The Unstable Business of Higher Education

AP Photo/Toby Talbot

When a college closes, its property gets sold off, employees get paid out, and, as Alia Wong writes at The Atlantic, “customers are told to move on.” But for many students and faculty, personal connections to their college makes losing their school different from losing other businesses. How do they deal with the loss? And how can small colleges avoid this fate? Through the story of 57-year old Newbury College in Massachusetts, which closed this May, Wong explores the threats facing many American liberal arts colleges.

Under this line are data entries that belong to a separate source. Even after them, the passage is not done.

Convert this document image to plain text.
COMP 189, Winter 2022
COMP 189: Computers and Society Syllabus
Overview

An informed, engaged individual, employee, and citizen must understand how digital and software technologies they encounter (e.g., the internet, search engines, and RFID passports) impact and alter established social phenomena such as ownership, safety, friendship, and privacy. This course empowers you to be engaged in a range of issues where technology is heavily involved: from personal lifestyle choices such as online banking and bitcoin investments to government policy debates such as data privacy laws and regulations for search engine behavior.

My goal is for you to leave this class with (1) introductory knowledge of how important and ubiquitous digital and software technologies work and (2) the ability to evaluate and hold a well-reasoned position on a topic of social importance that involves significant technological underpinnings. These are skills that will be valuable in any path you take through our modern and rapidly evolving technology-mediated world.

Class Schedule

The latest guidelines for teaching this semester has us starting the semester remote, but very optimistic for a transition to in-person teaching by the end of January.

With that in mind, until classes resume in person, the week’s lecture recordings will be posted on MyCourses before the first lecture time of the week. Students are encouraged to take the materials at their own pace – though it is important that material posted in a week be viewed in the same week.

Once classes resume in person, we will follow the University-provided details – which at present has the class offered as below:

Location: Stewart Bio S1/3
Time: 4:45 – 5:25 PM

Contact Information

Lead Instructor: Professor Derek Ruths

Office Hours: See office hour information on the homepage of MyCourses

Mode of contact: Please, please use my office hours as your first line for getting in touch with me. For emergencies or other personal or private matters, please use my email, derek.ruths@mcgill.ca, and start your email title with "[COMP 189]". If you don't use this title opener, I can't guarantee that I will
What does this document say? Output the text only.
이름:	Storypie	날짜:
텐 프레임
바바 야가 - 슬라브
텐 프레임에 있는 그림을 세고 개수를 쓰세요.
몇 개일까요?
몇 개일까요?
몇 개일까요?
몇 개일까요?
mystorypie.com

Students I spoke with described a grieving process after hearing the news that went from shock to panic, curiosity to nostalgia, heartbreak to acceptance. Stefan, who’s from the Denver area and had finished her finals early last December, was on a cruise celebrating her 21st birthday when news of the closure broke, oblivious due to her lack of reception. Upon returning to shore, her phone lit up with texts from her friends and bosses. Stefan, who’d held a host of roles on campus during her three years at Newbury—an athlete on three sports teams, an RA, and a work-study employee in admissions, to name a few—started applying to other colleges as soon as she got home. She proceeded to spend her entire winter break obsessing—and often crying—over her next steps. “Every day I was like, Oh my Godwhat am I going to do?!” Stefan recalled. “Newbury was my home away from home.”